Still, the fact that others would be left out of the process was troubling, Palazzola said.
“It’s a piece of paper, but to take that away from gay people is wrong,” she said. “I think it’s morally wrong, and I just think God would accept any marriage as long as it’s to do with love.”
Proponents of Proposition 8 were heartened by the court’s ruling, which they said protected the sanctity of marriage and synced-up with the will of citizens.
There are other options for same-sex couples wanting to spend their lives together, said Pastor Jon Barta of Valley Baptist Church in Burbank, pointing to domestic partnerships for gay couples.

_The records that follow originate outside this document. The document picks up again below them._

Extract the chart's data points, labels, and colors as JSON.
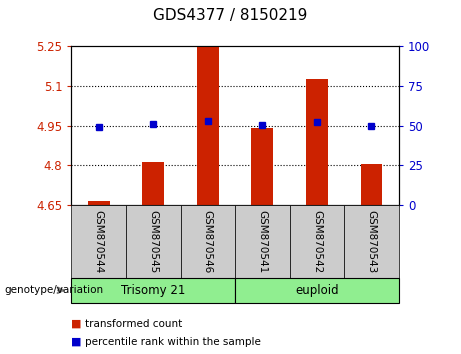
{
  "title": "GDS4377 / 8150219",
  "samples": [
    "GSM870544",
    "GSM870545",
    "GSM870546",
    "GSM870541",
    "GSM870542",
    "GSM870543"
  ],
  "red_values": [
    4.668,
    4.815,
    5.245,
    4.94,
    5.125,
    4.805
  ],
  "blue_values": [
    4.944,
    4.955,
    4.968,
    4.954,
    4.965,
    4.95
  ],
  "ylim_left": [
    4.65,
    5.25
  ],
  "ylim_right": [
    0,
    100
  ],
  "yticks_left": [
    4.65,
    4.8,
    4.95,
    5.1,
    5.25
  ],
  "yticks_right": [
    0,
    25,
    50,
    75,
    100
  ],
  "ytick_labels_left": [
    "4.65",
    "4.8",
    "4.95",
    "5.1",
    "5.25"
  ],
  "ytick_labels_right": [
    "0",
    "25",
    "50",
    "75",
    "100"
  ],
  "hlines": [
    4.8,
    4.95,
    5.1
  ],
  "bar_color": "#CC2200",
  "dot_color": "#0000CC",
  "bar_width": 0.4,
  "base_value": 4.65,
  "legend_red": "transformed count",
  "legend_blue": "percentile rank within the sample",
  "group_row_label": "genotype/variation",
  "background_color": "#ffffff",
  "plot_bg": "#ffffff",
  "tick_area_bg": "#cccccc",
  "group_bg": "#90EE90",
  "trisomy_label": "Trisomy 21",
  "euploid_label": "euploid",
  "n_trisomy": 3,
  "n_euploid": 3
}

“It’s not like there’s absolutely no provision for homosexual couples,” Barta said. “For me, what it looks like is they want to redefine marriage, and I don’t think that’s appropriate.”
The continuing controversy over same-sex unions prompted anticipation from both sides that the issue would face voters again in upcoming elections.
“Frankly, I don’t believe it is over,” said La Crescenta resident Robin Johnson, who has spoken at the Crescenta Valley Town Council in opposition to gay marriage.
Pastor John Jackson of Glendale’s Church of the Brethren, who supports “loving covenants” regardless of sexual orientation, hoped the law would gain clarity in the future.
“That ruling to me seems somewhat convoluted,” Jackson said. “If they’re going to allow it, then they need to allow it. It seems like a halfway measure to me.”